When working with numbers involving powers of 10, we should keep some tips and tricks in mind to solve mathematical problems efficiently and accurately. 

• Numbers with powers of 10 have two parts: a base and an exponent. The exponent represents the number of times 10 is multiplied by itself.
  
  For example, 10⁴ means:
  
   10 × 10 × 10 × 10 = 10,000.
  So, 10⁴ equals 10,000.  
  
   
• Remember, 4¹⁰, which means “4 to the power of 10”, is different from 104, which means “10 to the power of 4”. 
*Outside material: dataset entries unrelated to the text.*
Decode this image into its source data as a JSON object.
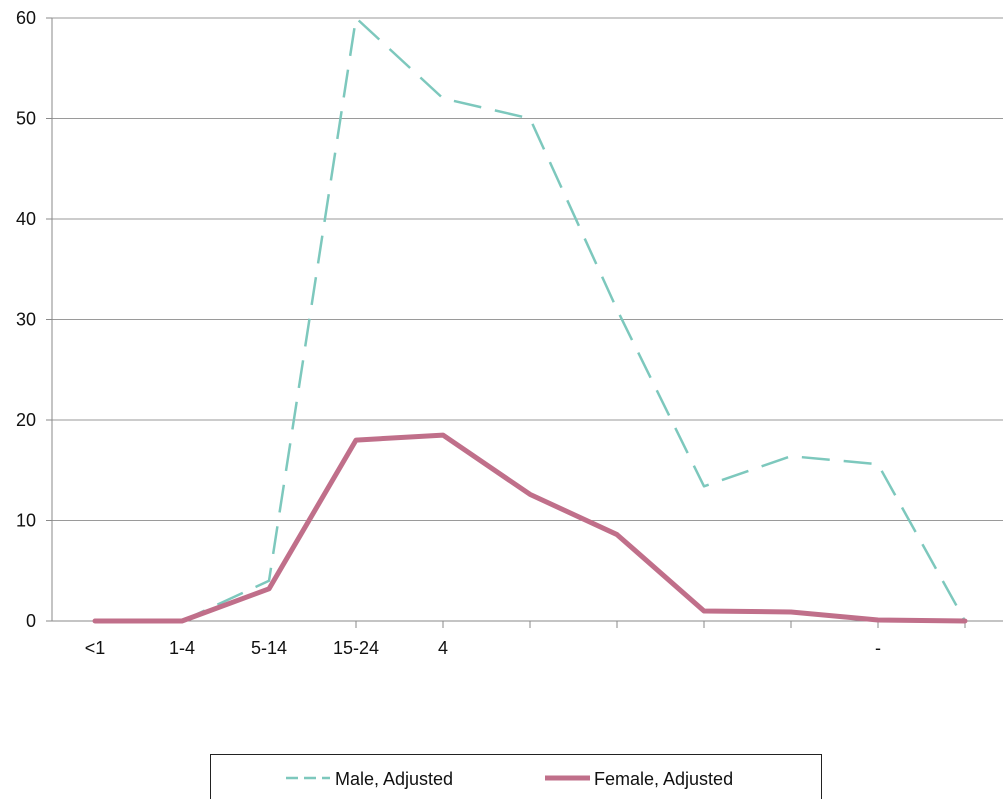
{
  "chart_data": {
    "type": "line",
    "categories": [
      "<1",
      "1-4",
      "5-14",
      "15-24",
      "4",
      "",
      "",
      "",
      "",
      "-",
      ""
    ],
    "series": [
      {
        "name": "Male, Adjusted",
        "values": [
          0,
          0,
          4.0,
          60.0,
          52.0,
          50.0,
          31.0,
          13.4,
          16.4,
          15.6,
          0
        ],
        "color": "#7dc8bd",
        "style": "dashed"
      },
      {
        "name": "Female, Adjusted",
        "values": [
          0,
          0,
          3.2,
          18.0,
          18.5,
          12.6,
          8.6,
          1.0,
          0.9,
          0.1,
          0
        ],
        "color": "#c06f8a",
        "style": "solid"
      }
    ],
    "ylim": [
      0,
      60
    ],
    "yticks": [
      0,
      10,
      20,
      30,
      40,
      50,
      60
    ],
    "ytick_labels": [
      "0",
      "10",
      "20",
      "30",
      "40",
      "50",
      "60"
    ],
    "grid": "horizontal",
    "legend_position": "bottom"
  }
}
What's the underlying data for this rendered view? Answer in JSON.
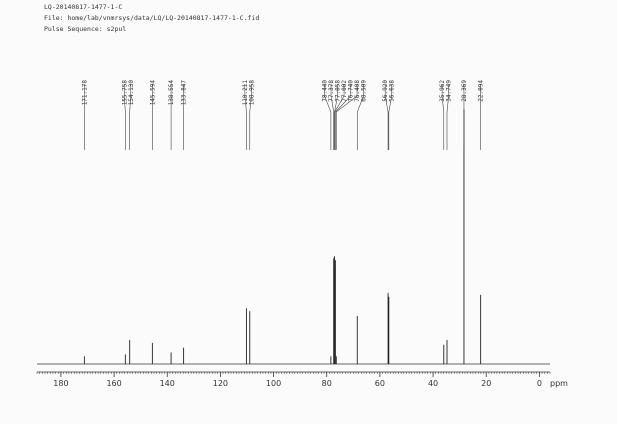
{
  "header": {
    "sample": "LQ-20140817-1477-1-C",
    "file": "File: home/lab/vnmrsys/data/LQ/LQ-20140817-1477-1-C.fid",
    "pulse": "Pulse Sequence: s2pul"
  },
  "chart_data": {
    "type": "spectrum",
    "x_unit": "ppm",
    "x": [
      171.178,
      155.758,
      154.13,
      145.594,
      138.554,
      133.847,
      110.211,
      108.958,
      78.44,
      77.378,
      77.058,
      77.002,
      76.74,
      76.408,
      68.509,
      56.92,
      56.638,
      35.962,
      34.749,
      28.369,
      22.094
    ],
    "peak_labels": [
      "171.178",
      "155.758",
      "154.130",
      "145.594",
      "138.554",
      "133.847",
      "110.211",
      "108.958",
      "78.440",
      "77.378",
      "77.058",
      "77.002",
      "76.740",
      "76.408",
      "68.509",
      "56.920",
      "56.638",
      "35.962",
      "34.749",
      "28.369",
      "22.094"
    ],
    "values": [
      8,
      10,
      25,
      22,
      12,
      17,
      58,
      55,
      8,
      110,
      112,
      100,
      108,
      8,
      50,
      74,
      70,
      20,
      25,
      265,
      72
    ],
    "xlim": [
      189,
      -4
    ],
    "ylim": [
      0,
      280
    ],
    "xticks": [
      180,
      160,
      140,
      120,
      100,
      80,
      60,
      40,
      20,
      0
    ],
    "color": "#222"
  }
}
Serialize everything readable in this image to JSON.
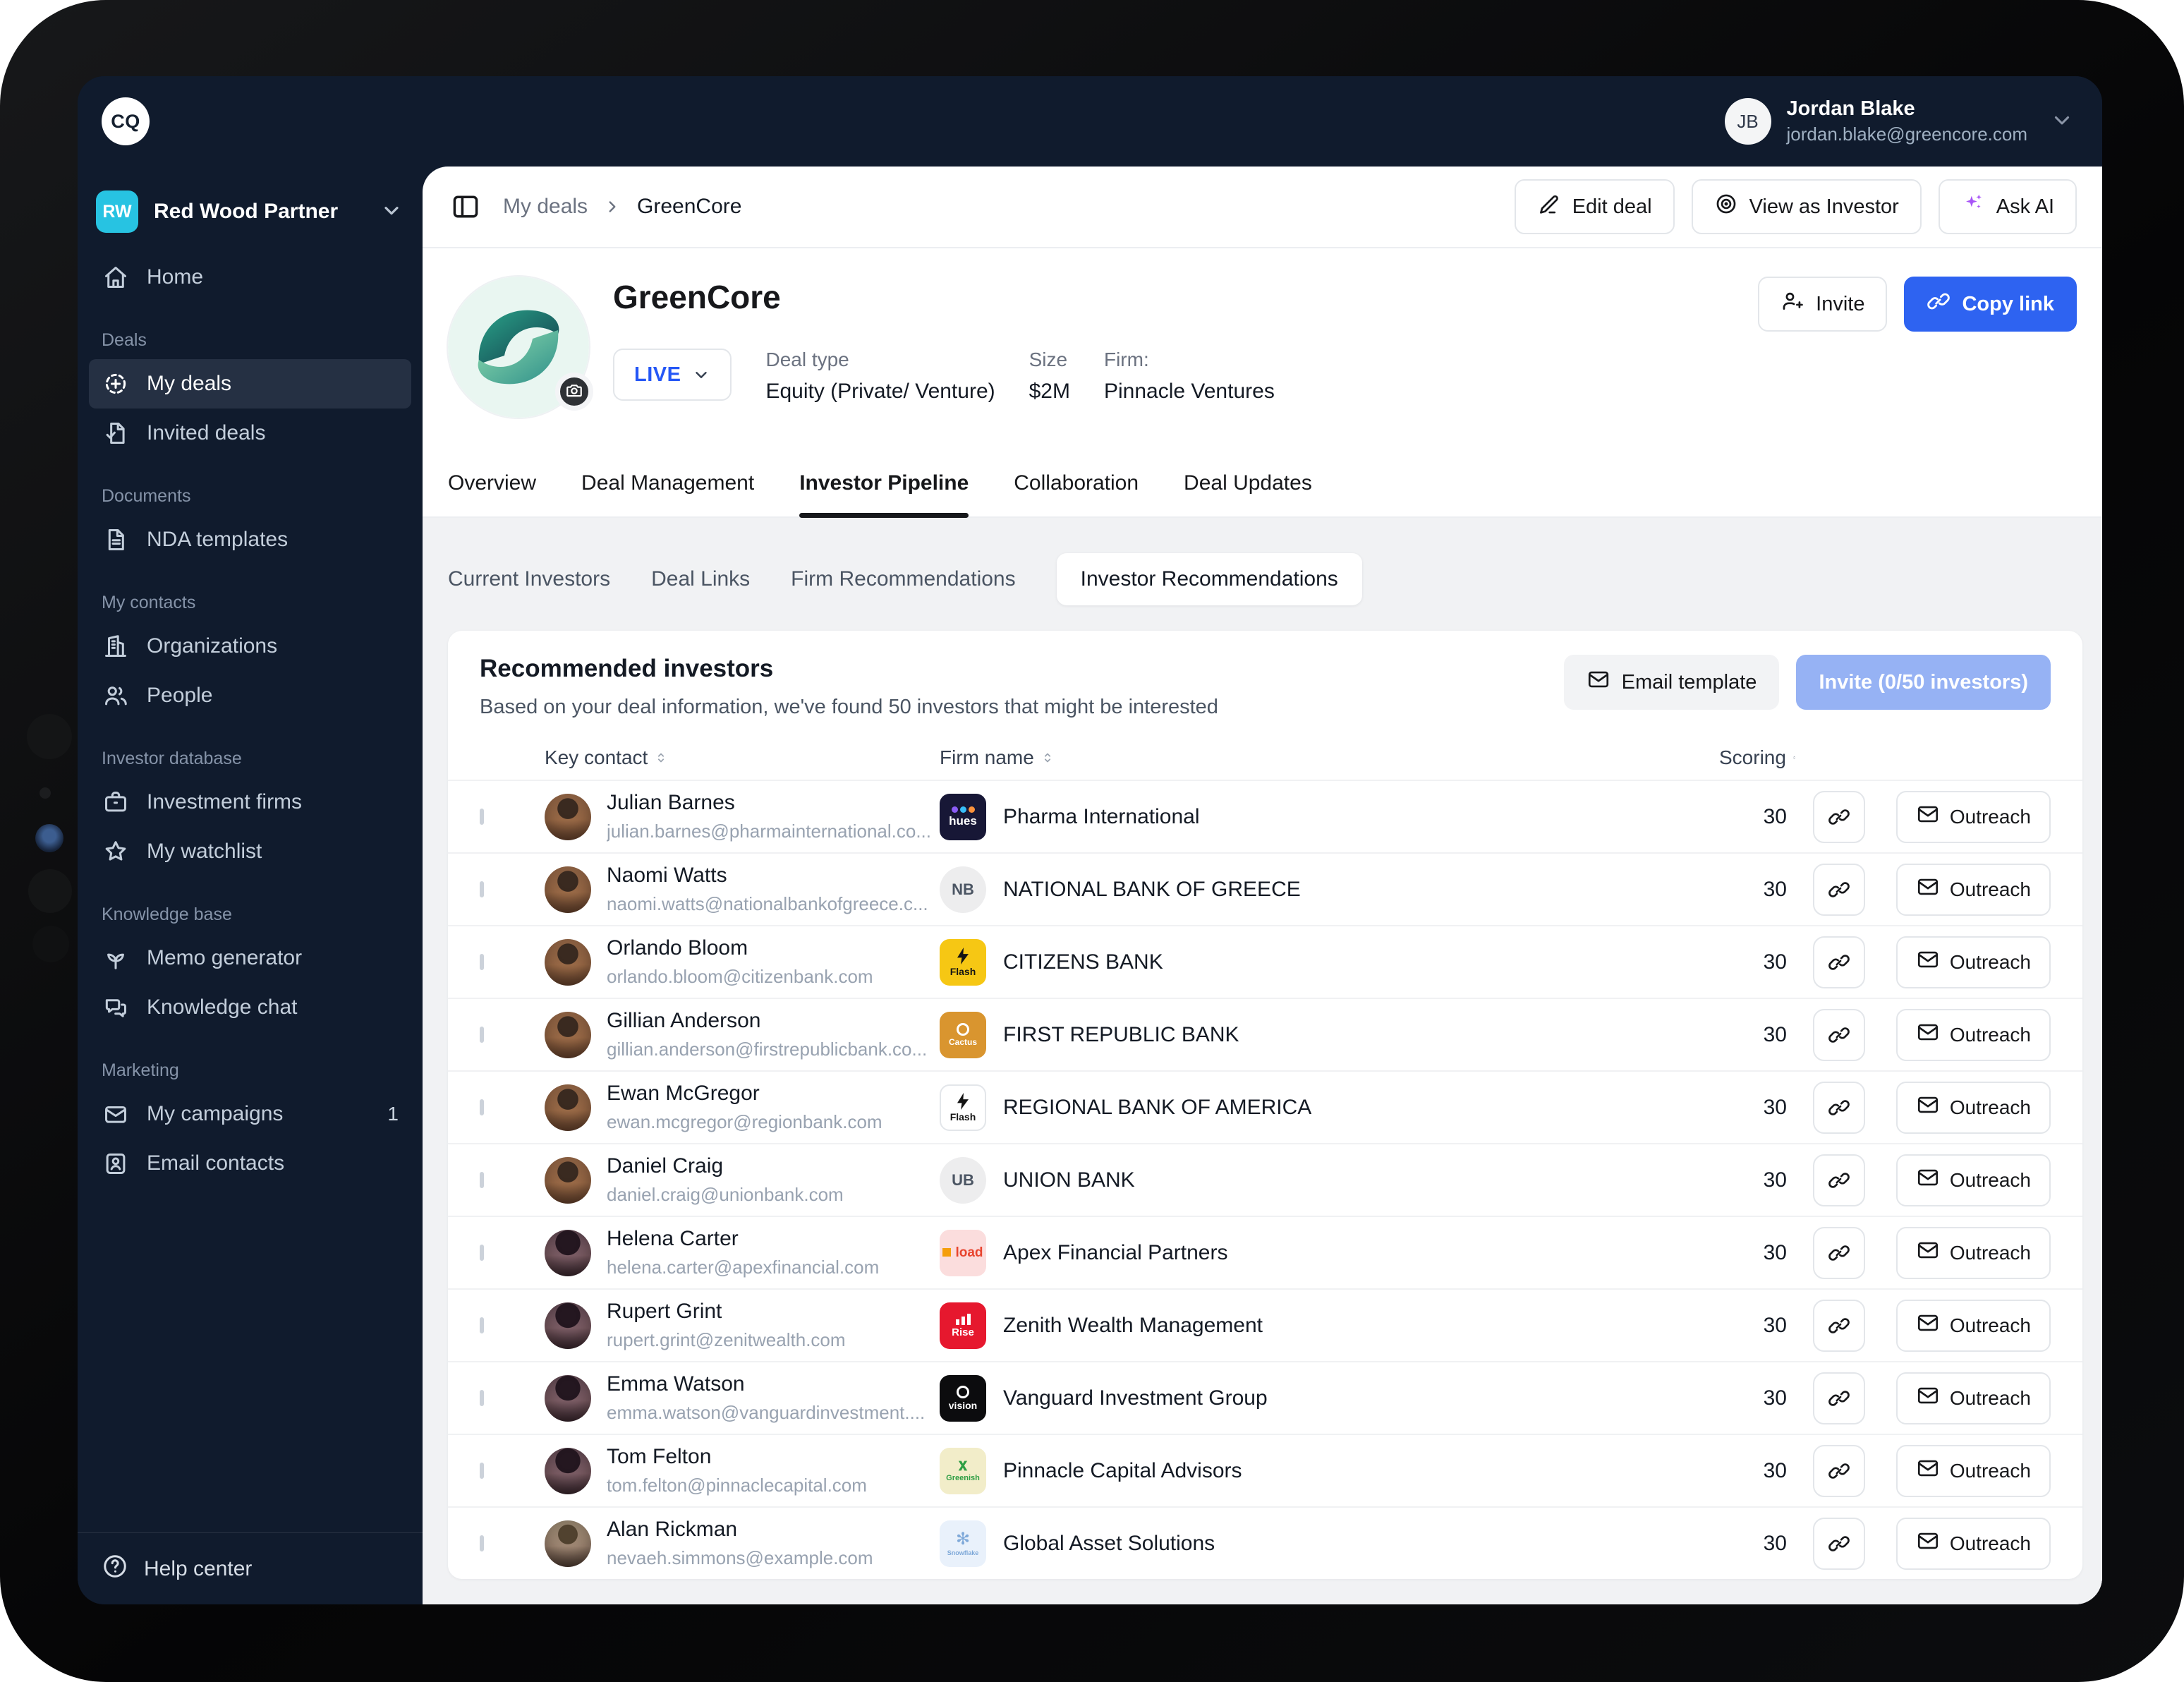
{
  "topbar": {
    "logo": "CQ",
    "user": {
      "initials": "JB",
      "name": "Jordan Blake",
      "email": "jordan.blake@greencore.com"
    }
  },
  "sidebar": {
    "workspace": {
      "initials": "RW",
      "name": "Red Wood Partner"
    },
    "sections": [
      {
        "label": "",
        "items": [
          {
            "icon": "home",
            "label": "Home"
          }
        ]
      },
      {
        "label": "Deals",
        "items": [
          {
            "icon": "deal",
            "label": "My deals",
            "active": true
          },
          {
            "icon": "invited",
            "label": "Invited deals"
          }
        ]
      },
      {
        "label": "Documents",
        "items": [
          {
            "icon": "doc",
            "label": "NDA templates"
          }
        ]
      },
      {
        "label": "My contacts",
        "items": [
          {
            "icon": "org",
            "label": "Organizations"
          },
          {
            "icon": "people",
            "label": "People"
          }
        ]
      },
      {
        "label": "Investor database",
        "items": [
          {
            "icon": "briefcase",
            "label": "Investment firms"
          },
          {
            "icon": "star",
            "label": "My watchlist"
          }
        ]
      },
      {
        "label": "Knowledge base",
        "items": [
          {
            "icon": "plant",
            "label": "Memo generator"
          },
          {
            "icon": "chat",
            "label": "Knowledge chat"
          }
        ]
      },
      {
        "label": "Marketing",
        "items": [
          {
            "icon": "mail",
            "label": "My campaigns",
            "badge": "1"
          },
          {
            "icon": "contact",
            "label": "Email contacts"
          }
        ]
      }
    ],
    "footer": {
      "label": "Help center"
    }
  },
  "breadcrumb": {
    "parent": "My deals",
    "current": "GreenCore"
  },
  "header_actions": {
    "edit": "Edit deal",
    "view": "View as Investor",
    "ask": "Ask AI"
  },
  "deal": {
    "name": "GreenCore",
    "status": "LIVE",
    "meta": [
      {
        "label": "Deal type",
        "value": "Equity (Private/ Venture)"
      },
      {
        "label": "Size",
        "value": "$2M"
      },
      {
        "label": "Firm:",
        "value": "Pinnacle Ventures"
      }
    ],
    "invite": "Invite",
    "copy_link": "Copy link"
  },
  "tabs": {
    "items": [
      "Overview",
      "Deal Management",
      "Investor Pipeline",
      "Collaboration",
      "Deal Updates"
    ],
    "active": 2
  },
  "subtabs": {
    "items": [
      "Current Investors",
      "Deal Links",
      "Firm Recommendations",
      "Investor Recommendations"
    ],
    "active": 3
  },
  "card": {
    "title": "Recommended investors",
    "subtitle": "Based on your deal information, we've found 50 investors that might be interested",
    "email_template": "Email template",
    "invite_button": "Invite (0/50 investors)"
  },
  "table": {
    "columns": [
      "Key contact",
      "Firm name",
      "Scoring"
    ],
    "outreach_label": "Outreach",
    "rows": [
      {
        "name": "Julian Barnes",
        "email": "julian.barnes@pharmainternational.co...",
        "firm": "Pharma International",
        "score": "30",
        "avatar": "man-a",
        "logo": {
          "shape": "square",
          "bg": "#171736",
          "color": "#ffffff",
          "text": "hues",
          "glyph": "petals",
          "fsize": 17
        }
      },
      {
        "name": "Naomi Watts",
        "email": "naomi.watts@nationalbankofgreece.c...",
        "firm": "NATIONAL BANK OF GREECE",
        "score": "30",
        "avatar": "man-a",
        "logo": {
          "shape": "circle",
          "bg": "#ededee",
          "color": "#4b5563",
          "text": "NB",
          "fsize": 22
        }
      },
      {
        "name": "Orlando Bloom",
        "email": "orlando.bloom@citizenbank.com",
        "firm": "CITIZENS BANK",
        "score": "30",
        "avatar": "man-a",
        "logo": {
          "shape": "square",
          "bg": "#f6c714",
          "color": "#141414",
          "text": "Flash",
          "glyph": "bolt",
          "fsize": 14
        }
      },
      {
        "name": "Gillian Anderson",
        "email": "gillian.anderson@firstrepublicbank.co...",
        "firm": "FIRST REPUBLIC BANK",
        "score": "30",
        "avatar": "man-a",
        "logo": {
          "shape": "square",
          "bg": "#d9952f",
          "color": "#ffffff",
          "text": "Cactus",
          "glyph": "ring",
          "fsize": 12
        }
      },
      {
        "name": "Ewan McGregor",
        "email": "ewan.mcgregor@regionbank.com",
        "firm": "REGIONAL BANK OF AMERICA",
        "score": "30",
        "avatar": "man-a",
        "logo": {
          "shape": "square",
          "bg": "#ffffff",
          "color": "#141414",
          "text": "Flash",
          "glyph": "bolt",
          "border": "#e3e6ea",
          "fsize": 14
        }
      },
      {
        "name": "Daniel Craig",
        "email": "daniel.craig@unionbank.com",
        "firm": "UNION BANK",
        "score": "30",
        "avatar": "man-a",
        "logo": {
          "shape": "circle",
          "bg": "#ededee",
          "color": "#4b5563",
          "text": "UB",
          "fsize": 22
        }
      },
      {
        "name": "Helena Carter",
        "email": "helena.carter@apexfinancial.com",
        "firm": "Apex Financial Partners",
        "score": "30",
        "avatar": "woman-a",
        "logo": {
          "shape": "square",
          "bg": "#fbdddd",
          "color": "#e8452f",
          "text": "load",
          "glyph": "chip",
          "fsize": 19
        }
      },
      {
        "name": "Rupert Grint",
        "email": "rupert.grint@zenitwealth.com",
        "firm": "Zenith Wealth Management",
        "score": "30",
        "avatar": "woman-a",
        "logo": {
          "shape": "square",
          "bg": "#e6182e",
          "color": "#ffffff",
          "text": "Rise",
          "glyph": "bars",
          "fsize": 15
        }
      },
      {
        "name": "Emma Watson",
        "email": "emma.watson@vanguardinvestment....",
        "firm": "Vanguard Investment Group",
        "score": "30",
        "avatar": "woman-a",
        "logo": {
          "shape": "square",
          "bg": "#0c0c0e",
          "color": "#ffffff",
          "text": "vision",
          "glyph": "ring",
          "fsize": 14
        }
      },
      {
        "name": "Tom Felton",
        "email": "tom.felton@pinnaclecapital.com",
        "firm": "Pinnacle Capital Advisors",
        "score": "30",
        "avatar": "woman-a",
        "logo": {
          "shape": "square",
          "bg": "#f2edc9",
          "color": "#2e9e44",
          "text": "Greenish",
          "glyph": "sprout",
          "fsize": 11
        }
      },
      {
        "name": "Alan Rickman",
        "email": "nevaeh.simmons@example.com",
        "firm": "Global Asset Solutions",
        "score": "30",
        "avatar": "man-b",
        "logo": {
          "shape": "square",
          "bg": "#e9f1fb",
          "color": "#7fa9d9",
          "text": "Snowflake",
          "glyph": "snow",
          "fsize": 9
        }
      }
    ]
  },
  "colors": {
    "accent_blue": "#2e63f1",
    "live_blue": "#2557f6",
    "ai_purple": "#a855f7",
    "workspace_teal": "#27c3e2",
    "navy": "#101b2d"
  }
}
Learning the significance of the powers of 10 will help us easily apply them to various real-life situations. Here are some real-world applications of powers of 10. 
 

• Astronomers and aerospace researchers use the powers of 10 to measure the distance between different celestial bodies.
  
  For example, the distance between the Earth and the Moon is difficult to write - about 760,000 kilometers.
  
  Hence, professionals use the powers of 10 and express it in scientific notation as 7.6 × 10⁵ kilometers, which makes it easier to write and understand.  
  
   
• In scientific research laboratories, scientists can use the powers of 10 to express very small values.
  
  For instance, the diameter of a typical plant or animal cell is 10-6 meters. 
  
   
• Governments can use the powers of 10 to represent the population count of a country or the world.
  
  For example, if an organization wants to estimate the population of a city, it can be represented as 1.5 × 10⁹ instead of 1,500,000,000.